AUGUSTA, GA. (WRDW/WAGT) -- The coronavirus outbreak has caused a surge in online shopping and a rise in questions about the safety of the packages arriving doorsteps.

The government’s message is clear: stay at home, work at home and avoid going out in public. And as more people follow the recommendation from the CDC, more of them are turning to online shopping for food and supplies.

It's no surprise that the doors at the Bobby Pin Salon are locked, as the salon closed Saturday. The employees have no choice but to stay home.

“I have a lot of clients that are immune-compromised and over 60 and it was in my opinion not worth the risk of getting out in the public,” Kristen Callaway said.

Callaway, a microblade and makeup artist, stopped seeing clients even before the shop shut down. She’s on week two and has not worked and having to support three kids.

Taking trips outside to get the essentials they need is difficult.

“I have only been going out to the grocery store to get food for my family,” Carraway said.

So like many others around the county, Carraway was using Amazon to help.

“You know that is a really tricky thing because before all this happened I used Amazon daily,” she said. But now she orders less. “I would say less. I would say less. We are really trying to minimize our expenditures because when I am out of work I am not making money but also limit our exposure kind of a double whammy there.”

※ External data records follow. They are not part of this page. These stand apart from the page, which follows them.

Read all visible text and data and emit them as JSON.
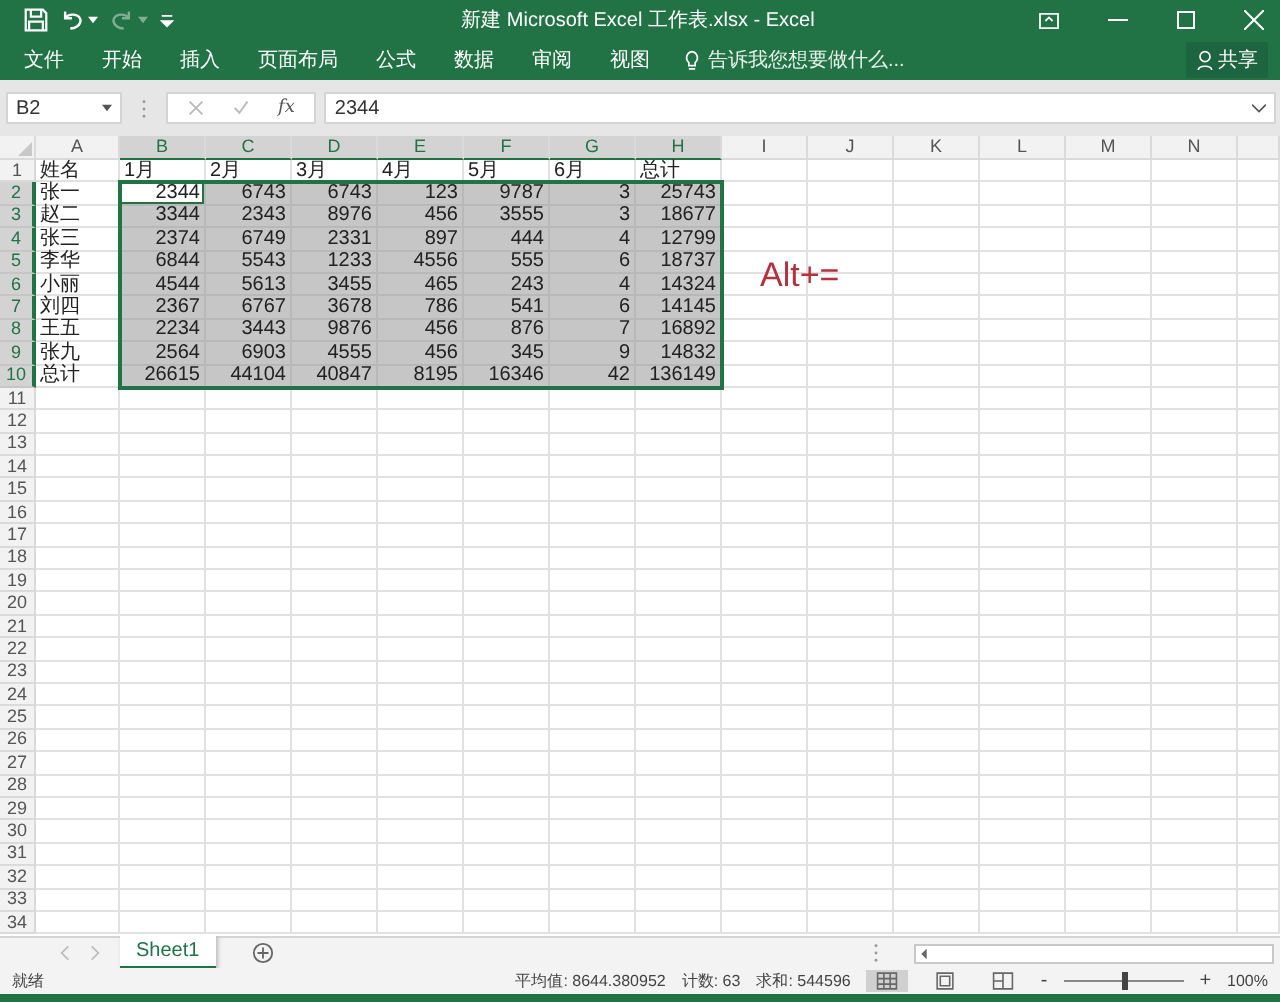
{
  "window": {
    "title": "新建 Microsoft Excel 工作表.xlsx - Excel"
  },
  "ribbon_tabs": [
    {
      "label": "文件",
      "selected": false
    },
    {
      "label": "开始",
      "selected": false
    },
    {
      "label": "插入",
      "selected": false
    },
    {
      "label": "页面布局",
      "selected": false
    },
    {
      "label": "公式",
      "selected": false
    },
    {
      "label": "数据",
      "selected": false
    },
    {
      "label": "审阅",
      "selected": false
    },
    {
      "label": "视图",
      "selected": false
    }
  ],
  "tell_me": {
    "placeholder": "告诉我您想要做什么..."
  },
  "share_button": {
    "label": "共享"
  },
  "formula_bar": {
    "name_box": "B2",
    "fx": "fx",
    "value": "2344"
  },
  "sheet": {
    "column_headers": [
      {
        "label": "A",
        "selected": false
      },
      {
        "label": "B",
        "selected": true
      },
      {
        "label": "C",
        "selected": true
      },
      {
        "label": "D",
        "selected": true
      },
      {
        "label": "E",
        "selected": true
      },
      {
        "label": "F",
        "selected": true
      },
      {
        "label": "G",
        "selected": true
      },
      {
        "label": "H",
        "selected": true
      },
      {
        "label": "I",
        "selected": false
      },
      {
        "label": "J",
        "selected": false
      },
      {
        "label": "K",
        "selected": false
      },
      {
        "label": "L",
        "selected": false
      },
      {
        "label": "M",
        "selected": false
      },
      {
        "label": "N",
        "selected": false
      }
    ],
    "row_headers": [
      {
        "label": "1",
        "selected": false
      },
      {
        "label": "2",
        "selected": true
      },
      {
        "label": "3",
        "selected": true
      },
      {
        "label": "4",
        "selected": true
      },
      {
        "label": "5",
        "selected": true
      },
      {
        "label": "6",
        "selected": true
      },
      {
        "label": "7",
        "selected": true
      },
      {
        "label": "8",
        "selected": true
      },
      {
        "label": "9",
        "selected": true
      },
      {
        "label": "10",
        "selected": true
      },
      {
        "label": "11",
        "selected": false
      },
      {
        "label": "12",
        "selected": false
      },
      {
        "label": "13",
        "selected": false
      },
      {
        "label": "14",
        "selected": false
      },
      {
        "label": "15",
        "selected": false
      },
      {
        "label": "16",
        "selected": false
      },
      {
        "label": "17",
        "selected": false
      },
      {
        "label": "18",
        "selected": false
      },
      {
        "label": "19",
        "selected": false
      },
      {
        "label": "20",
        "selected": false
      },
      {
        "label": "21",
        "selected": false
      },
      {
        "label": "22",
        "selected": false
      },
      {
        "label": "23",
        "selected": false
      },
      {
        "label": "24",
        "selected": false
      },
      {
        "label": "25",
        "selected": false
      },
      {
        "label": "26",
        "selected": false
      },
      {
        "label": "27",
        "selected": false
      },
      {
        "label": "28",
        "selected": false
      },
      {
        "label": "29",
        "selected": false
      },
      {
        "label": "30",
        "selected": false
      },
      {
        "label": "31",
        "selected": false
      },
      {
        "label": "32",
        "selected": false
      },
      {
        "label": "33",
        "selected": false
      },
      {
        "label": "34",
        "selected": false
      }
    ],
    "rows": [
      {
        "kind": "header",
        "cells": [
          {
            "v": "姓名",
            "selected": false,
            "active": false
          },
          {
            "v": "1月",
            "selected": false,
            "active": false
          },
          {
            "v": "2月",
            "selected": false,
            "active": false
          },
          {
            "v": "3月",
            "selected": false,
            "active": false
          },
          {
            "v": "4月",
            "selected": false,
            "active": false
          },
          {
            "v": "5月",
            "selected": false,
            "active": false
          },
          {
            "v": "6月",
            "selected": false,
            "active": false
          },
          {
            "v": "总计",
            "selected": false,
            "active": false
          }
        ]
      },
      {
        "kind": "data",
        "cells": [
          {
            "v": "张一",
            "selected": false,
            "active": false
          },
          {
            "v": "2344",
            "selected": true,
            "active": true
          },
          {
            "v": "6743",
            "selected": true,
            "active": false
          },
          {
            "v": "6743",
            "selected": true,
            "active": false
          },
          {
            "v": "123",
            "selected": true,
            "active": false
          },
          {
            "v": "9787",
            "selected": true,
            "active": false
          },
          {
            "v": "3",
            "selected": true,
            "active": false
          },
          {
            "v": "25743",
            "selected": true,
            "active": false
          }
        ]
      },
      {
        "kind": "data",
        "cells": [
          {
            "v": "赵二",
            "selected": false,
            "active": false
          },
          {
            "v": "3344",
            "selected": true,
            "active": false
          },
          {
            "v": "2343",
            "selected": true,
            "active": false
          },
          {
            "v": "8976",
            "selected": true,
            "active": false
          },
          {
            "v": "456",
            "selected": true,
            "active": false
          },
          {
            "v": "3555",
            "selected": true,
            "active": false
          },
          {
            "v": "3",
            "selected": true,
            "active": false
          },
          {
            "v": "18677",
            "selected": true,
            "active": false
          }
        ]
      },
      {
        "kind": "data",
        "cells": [
          {
            "v": "张三",
            "selected": false,
            "active": false
          },
          {
            "v": "2374",
            "selected": true,
            "active": false
          },
          {
            "v": "6749",
            "selected": true,
            "active": false
          },
          {
            "v": "2331",
            "selected": true,
            "active": false
          },
          {
            "v": "897",
            "selected": true,
            "active": false
          },
          {
            "v": "444",
            "selected": true,
            "active": false
          },
          {
            "v": "4",
            "selected": true,
            "active": false
          },
          {
            "v": "12799",
            "selected": true,
            "active": false
          }
        ]
      },
      {
        "kind": "data",
        "cells": [
          {
            "v": "李华",
            "selected": false,
            "active": false
          },
          {
            "v": "6844",
            "selected": true,
            "active": false
          },
          {
            "v": "5543",
            "selected": true,
            "active": false
          },
          {
            "v": "1233",
            "selected": true,
            "active": false
          },
          {
            "v": "4556",
            "selected": true,
            "active": false
          },
          {
            "v": "555",
            "selected": true,
            "active": false
          },
          {
            "v": "6",
            "selected": true,
            "active": false
          },
          {
            "v": "18737",
            "selected": true,
            "active": false
          }
        ]
      },
      {
        "kind": "data",
        "cells": [
          {
            "v": "小丽",
            "selected": false,
            "active": false
          },
          {
            "v": "4544",
            "selected": true,
            "active": false
          },
          {
            "v": "5613",
            "selected": true,
            "active": false
          },
          {
            "v": "3455",
            "selected": true,
            "active": false
          },
          {
            "v": "465",
            "selected": true,
            "active": false
          },
          {
            "v": "243",
            "selected": true,
            "active": false
          },
          {
            "v": "4",
            "selected": true,
            "active": false
          },
          {
            "v": "14324",
            "selected": true,
            "active": false
          }
        ]
      },
      {
        "kind": "data",
        "cells": [
          {
            "v": "刘四",
            "selected": false,
            "active": false
          },
          {
            "v": "2367",
            "selected": true,
            "active": false
          },
          {
            "v": "6767",
            "selected": true,
            "active": false
          },
          {
            "v": "3678",
            "selected": true,
            "active": false
          },
          {
            "v": "786",
            "selected": true,
            "active": false
          },
          {
            "v": "541",
            "selected": true,
            "active": false
          },
          {
            "v": "6",
            "selected": true,
            "active": false
          },
          {
            "v": "14145",
            "selected": true,
            "active": false
          }
        ]
      },
      {
        "kind": "data",
        "cells": [
          {
            "v": "王五",
            "selected": false,
            "active": false
          },
          {
            "v": "2234",
            "selected": true,
            "active": false
          },
          {
            "v": "3443",
            "selected": true,
            "active": false
          },
          {
            "v": "9876",
            "selected": true,
            "active": false
          },
          {
            "v": "456",
            "selected": true,
            "active": false
          },
          {
            "v": "876",
            "selected": true,
            "active": false
          },
          {
            "v": "7",
            "selected": true,
            "active": false
          },
          {
            "v": "16892",
            "selected": true,
            "active": false
          }
        ]
      },
      {
        "kind": "data",
        "cells": [
          {
            "v": "张九",
            "selected": false,
            "active": false
          },
          {
            "v": "2564",
            "selected": true,
            "active": false
          },
          {
            "v": "6903",
            "selected": true,
            "active": false
          },
          {
            "v": "4555",
            "selected": true,
            "active": false
          },
          {
            "v": "456",
            "selected": true,
            "active": false
          },
          {
            "v": "345",
            "selected": true,
            "active": false
          },
          {
            "v": "9",
            "selected": true,
            "active": false
          },
          {
            "v": "14832",
            "selected": true,
            "active": false
          }
        ]
      },
      {
        "kind": "data",
        "cells": [
          {
            "v": "总计",
            "selected": false,
            "active": false
          },
          {
            "v": "26615",
            "selected": true,
            "active": false
          },
          {
            "v": "44104",
            "selected": true,
            "active": false
          },
          {
            "v": "40847",
            "selected": true,
            "active": false
          },
          {
            "v": "8195",
            "selected": true,
            "active": false
          },
          {
            "v": "16346",
            "selected": true,
            "active": false
          },
          {
            "v": "42",
            "selected": true,
            "active": false
          },
          {
            "v": "136149",
            "selected": true,
            "active": false
          }
        ]
      }
    ],
    "annotation": "Alt+="
  },
  "sheet_tabs": [
    {
      "label": "Sheet1",
      "selected": true
    }
  ],
  "status_bar": {
    "status": "就绪",
    "average": "平均值: 8644.380952",
    "count": "计数: 63",
    "sum": "求和: 544596",
    "views": [
      {
        "kind": "normal",
        "selected": true
      },
      {
        "kind": "layout",
        "selected": false
      },
      {
        "kind": "pagebreak",
        "selected": false
      }
    ],
    "zoom": {
      "minus": "-",
      "plus": "+",
      "level": 0.5,
      "value": "100%"
    }
  }
}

E-commerce levels have skyrocketed since the coronavirus outbreak. Amazon announced it needed an additional 100,000 workers in warehouse and delivery just to keep up with the demand.

At least eight Amazon workers have tested positive for COVID-19 in warehouses throughout the U.S.

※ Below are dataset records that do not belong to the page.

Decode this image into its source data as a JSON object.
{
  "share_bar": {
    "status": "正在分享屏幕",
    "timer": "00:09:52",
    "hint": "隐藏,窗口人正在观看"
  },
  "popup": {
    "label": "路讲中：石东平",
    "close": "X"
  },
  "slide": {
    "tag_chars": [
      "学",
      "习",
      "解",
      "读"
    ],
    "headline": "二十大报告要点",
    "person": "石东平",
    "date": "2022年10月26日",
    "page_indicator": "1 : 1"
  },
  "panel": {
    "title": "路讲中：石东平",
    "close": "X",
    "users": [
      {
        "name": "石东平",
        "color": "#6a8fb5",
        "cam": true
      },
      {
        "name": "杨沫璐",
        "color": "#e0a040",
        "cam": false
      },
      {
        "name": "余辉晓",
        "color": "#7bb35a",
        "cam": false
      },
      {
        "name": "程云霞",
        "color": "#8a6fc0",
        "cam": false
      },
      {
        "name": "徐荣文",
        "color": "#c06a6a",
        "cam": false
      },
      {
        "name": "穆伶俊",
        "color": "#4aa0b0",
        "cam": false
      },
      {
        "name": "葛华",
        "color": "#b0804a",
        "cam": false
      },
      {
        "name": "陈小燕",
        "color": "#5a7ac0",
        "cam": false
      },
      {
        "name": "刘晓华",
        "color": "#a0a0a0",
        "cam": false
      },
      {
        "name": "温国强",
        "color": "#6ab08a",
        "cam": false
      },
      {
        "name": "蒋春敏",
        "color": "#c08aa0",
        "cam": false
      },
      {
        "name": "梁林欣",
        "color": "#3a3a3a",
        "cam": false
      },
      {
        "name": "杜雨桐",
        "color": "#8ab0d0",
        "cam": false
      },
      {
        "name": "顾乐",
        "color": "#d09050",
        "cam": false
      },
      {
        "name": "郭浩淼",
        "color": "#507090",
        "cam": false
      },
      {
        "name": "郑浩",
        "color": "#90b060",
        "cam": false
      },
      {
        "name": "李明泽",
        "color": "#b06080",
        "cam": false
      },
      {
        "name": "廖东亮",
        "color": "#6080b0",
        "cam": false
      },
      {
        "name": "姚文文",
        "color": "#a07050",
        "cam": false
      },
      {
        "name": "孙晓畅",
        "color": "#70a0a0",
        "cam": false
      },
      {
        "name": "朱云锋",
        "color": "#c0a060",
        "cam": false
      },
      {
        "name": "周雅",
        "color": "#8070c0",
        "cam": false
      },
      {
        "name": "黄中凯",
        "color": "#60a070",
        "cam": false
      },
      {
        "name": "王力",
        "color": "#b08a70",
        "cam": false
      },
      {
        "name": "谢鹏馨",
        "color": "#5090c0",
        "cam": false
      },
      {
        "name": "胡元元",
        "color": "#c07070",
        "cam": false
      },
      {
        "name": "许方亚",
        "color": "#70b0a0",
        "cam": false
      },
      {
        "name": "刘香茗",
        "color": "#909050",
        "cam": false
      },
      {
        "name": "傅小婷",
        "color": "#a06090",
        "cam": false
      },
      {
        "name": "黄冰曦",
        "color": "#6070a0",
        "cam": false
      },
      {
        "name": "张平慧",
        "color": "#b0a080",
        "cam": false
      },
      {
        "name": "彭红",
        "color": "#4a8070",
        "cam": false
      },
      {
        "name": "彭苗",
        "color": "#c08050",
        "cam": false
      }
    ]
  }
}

“Now that they have said people have tested positive working in the Amazon distribution center, so what I have been doing is using Lysol wipes to wipe my mailbox but also anything that comes in,” Carraway said.

The New England Journal of Medicine found the virus can live on cardboard for up to 24 hours. The virus would most likely die on a box before it was delivered. The bigger risk: plastic packaging. Viable virus was detected up to 72 hours after application.

“I’ve been spraying it with Lysol or hydrogen peroxide,” Carraway said.

She’s not taking any chances when it comes to clients or her family.

Health experts also suggest opening packages outside and using wipes or some sort of disinfectant to wipe down the inside packaging. Finally, washing hands when you are done. Dispose of the box right away too.

Right now, health risks are very low when it comes to contracting the virus from a package, but health experts say it’s always best to minimize even the smallest of risks.